Koopman also acknowledged that recovery in Asia and China specifically had been strong on the supply side, though demand would be as critical for global recovery from the COVID-19 pandemic. 

Estimates from the WTO indicated a heavy decline in year-on-year growth in manufactured goods. The industries most severely impacted included automotive products, with growth down 70% compared with April 2019, travel goods (-51%) and footwear (-42%); however, computers, integrated circuits and pharmaceuticals are all estimated to have grown with the rise of remote working and medical advancements relating to the pandemic. 
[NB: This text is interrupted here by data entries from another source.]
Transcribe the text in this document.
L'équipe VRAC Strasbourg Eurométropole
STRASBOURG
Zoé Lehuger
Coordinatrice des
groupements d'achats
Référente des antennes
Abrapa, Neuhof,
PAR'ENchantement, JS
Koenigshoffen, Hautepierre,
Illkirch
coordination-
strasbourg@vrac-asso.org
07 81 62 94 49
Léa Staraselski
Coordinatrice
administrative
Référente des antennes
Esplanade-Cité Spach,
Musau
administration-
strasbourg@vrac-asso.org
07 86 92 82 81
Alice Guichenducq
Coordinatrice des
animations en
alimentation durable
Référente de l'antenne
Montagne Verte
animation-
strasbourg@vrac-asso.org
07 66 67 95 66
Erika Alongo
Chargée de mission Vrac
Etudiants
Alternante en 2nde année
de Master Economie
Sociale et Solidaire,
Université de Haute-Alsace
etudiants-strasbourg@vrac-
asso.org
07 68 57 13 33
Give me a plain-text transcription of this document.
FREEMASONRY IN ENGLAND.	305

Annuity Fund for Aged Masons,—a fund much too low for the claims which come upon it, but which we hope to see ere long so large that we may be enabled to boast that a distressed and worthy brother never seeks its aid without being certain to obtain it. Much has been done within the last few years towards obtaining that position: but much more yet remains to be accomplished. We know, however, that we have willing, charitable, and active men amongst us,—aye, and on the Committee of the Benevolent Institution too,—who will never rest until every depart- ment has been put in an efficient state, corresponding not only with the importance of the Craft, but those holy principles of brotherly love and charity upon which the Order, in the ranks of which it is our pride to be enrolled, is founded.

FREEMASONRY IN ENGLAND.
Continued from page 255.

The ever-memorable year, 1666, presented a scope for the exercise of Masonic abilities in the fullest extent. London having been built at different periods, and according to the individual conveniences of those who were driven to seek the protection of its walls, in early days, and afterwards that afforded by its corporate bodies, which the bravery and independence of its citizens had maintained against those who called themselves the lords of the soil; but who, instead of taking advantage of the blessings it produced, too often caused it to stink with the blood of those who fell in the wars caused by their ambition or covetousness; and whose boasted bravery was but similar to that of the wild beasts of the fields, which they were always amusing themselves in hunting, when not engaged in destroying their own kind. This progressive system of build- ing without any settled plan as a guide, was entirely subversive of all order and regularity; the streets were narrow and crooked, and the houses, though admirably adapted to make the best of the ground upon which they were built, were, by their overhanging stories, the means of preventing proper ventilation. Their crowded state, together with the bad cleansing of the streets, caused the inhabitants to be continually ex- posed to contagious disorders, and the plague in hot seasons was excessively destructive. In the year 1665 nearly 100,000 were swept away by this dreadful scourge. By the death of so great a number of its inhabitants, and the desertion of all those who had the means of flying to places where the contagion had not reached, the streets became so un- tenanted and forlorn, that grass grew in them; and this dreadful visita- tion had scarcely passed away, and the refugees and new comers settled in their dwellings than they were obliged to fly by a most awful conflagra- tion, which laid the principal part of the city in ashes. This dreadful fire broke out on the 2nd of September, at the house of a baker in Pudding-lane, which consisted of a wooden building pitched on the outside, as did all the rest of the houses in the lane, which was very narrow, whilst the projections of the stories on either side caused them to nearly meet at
Services trade dropped 30% in Q2 of 2020 with global travel restrictions ravaging the tourism and travel sector. However, analysis from the World Bank also suggests that global value chain recovery has been strong in intermediate goods and passenger vehicles. 

The day also saw Bryan Walker, Head of Bank Relationships at Previse deliver a rallying call for digital adoption in supply chain finance, alongside a panel discussion moderated by our own Deepesh Patel on refining the customer journey. 

Tomorrow BCR are set to welcome chairman John Bugeja, Managing Director of the Trade Advisory Network. Speakers will include Eugenio Cavenaghi discussing sustainable development and the role of ESG in supply chain finance; alongside panels on SCF in Asia Pacific and corporate journeys when it comes to implementing global programmes.